The event was a fundraiser held at the Palace of Versailles to restore the palace. The amount aimed to reach to repair the palace was estimated at US$60 million which converts to 53,026,956 Euros. The fundraiser was started because the French government had stated they could not handle the cost of the renovations. It was overseen by the founder of New York Press Week, now known as New York Fashion Week, Eleanor Lambert, in accordance with, the at the time Versailles curator, Gérald Van der Kemp. The restorations and renovations included Marie Antoinette's dressing room, Louis XV's children's play room, and a staircase which began construction in 1722 but was never finished.

Both American and Parisian designers attended the event including; Anne Klein, Bill Blass, Stephen Burrows, Oscar de la Renta, Hubert de Givenchy, and Yves Saint Laurent. The French designers each held their own showing set to various themes whose pieces included; a rocket ship, pumpkin coach and a rhinoceros pulling a gypsy caravan.

The American designers, due to errors in measurement conversion, collectively held one showing under the common theme of Paris using both white and African-American models. The American designers' use of diversity in models marked the event as the first time African-American models had walked a French runway.

The event gained much publicity because of the designers involved and is given the nickname "The Battle of Versailles" because of its location and the tension between the American and Parisian designers during the run of the show.

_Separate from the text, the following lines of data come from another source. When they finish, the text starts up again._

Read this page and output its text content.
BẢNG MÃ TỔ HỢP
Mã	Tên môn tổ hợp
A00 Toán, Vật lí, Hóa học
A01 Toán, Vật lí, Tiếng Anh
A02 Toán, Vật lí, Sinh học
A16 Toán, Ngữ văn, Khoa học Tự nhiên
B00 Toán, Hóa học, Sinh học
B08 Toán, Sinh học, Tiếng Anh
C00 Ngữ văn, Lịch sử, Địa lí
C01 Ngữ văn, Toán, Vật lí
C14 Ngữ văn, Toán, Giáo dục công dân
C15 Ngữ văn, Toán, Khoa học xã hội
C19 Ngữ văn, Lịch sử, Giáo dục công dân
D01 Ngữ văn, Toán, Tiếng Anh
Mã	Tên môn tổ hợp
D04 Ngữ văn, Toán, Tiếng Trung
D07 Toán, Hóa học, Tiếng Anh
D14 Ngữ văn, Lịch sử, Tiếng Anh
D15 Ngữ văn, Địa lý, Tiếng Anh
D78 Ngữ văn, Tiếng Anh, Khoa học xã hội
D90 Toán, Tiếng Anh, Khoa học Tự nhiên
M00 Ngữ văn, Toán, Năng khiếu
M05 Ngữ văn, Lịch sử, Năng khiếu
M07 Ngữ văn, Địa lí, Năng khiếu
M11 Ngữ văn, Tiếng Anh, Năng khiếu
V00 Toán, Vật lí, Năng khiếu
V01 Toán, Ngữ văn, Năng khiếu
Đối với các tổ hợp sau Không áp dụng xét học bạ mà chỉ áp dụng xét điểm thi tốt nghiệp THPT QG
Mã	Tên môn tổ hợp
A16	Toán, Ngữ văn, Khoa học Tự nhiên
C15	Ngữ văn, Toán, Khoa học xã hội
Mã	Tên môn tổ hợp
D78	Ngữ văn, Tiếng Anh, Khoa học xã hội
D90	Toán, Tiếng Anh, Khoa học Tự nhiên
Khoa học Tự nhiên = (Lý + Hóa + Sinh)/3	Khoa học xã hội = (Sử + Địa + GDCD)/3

== Rules of Paris Fashion Show ==

=== Size-zero ban ===
According to French law Fashion Week does not allow size zero models to attend. The purpose of this ban is to deter models from trying to attain an unhealthy beauty standard and in turn promoting it to the public. Nutritionist and dietetics warn individuals about this dangerous fashion trend as it creates a higher increase of eating disorders in younger individuals, ranging from 14-18 years old. However, the term "size-zero" was not created by Fashion Week, but those in the Hollywood film industry in the 1990s. Most seeking to get into the fashion world confuse the size 0 law as a law that does not allow models in a size 0 to walk in shows.

=== Age limits ===
Paris Fashion Week prohibits models under 18 years of age. After steps taken by luxury brands like LVMH and Kering, it is stated that "No model under 16 years will be recruited to take part in fashion shows or photographic sessions representing adults."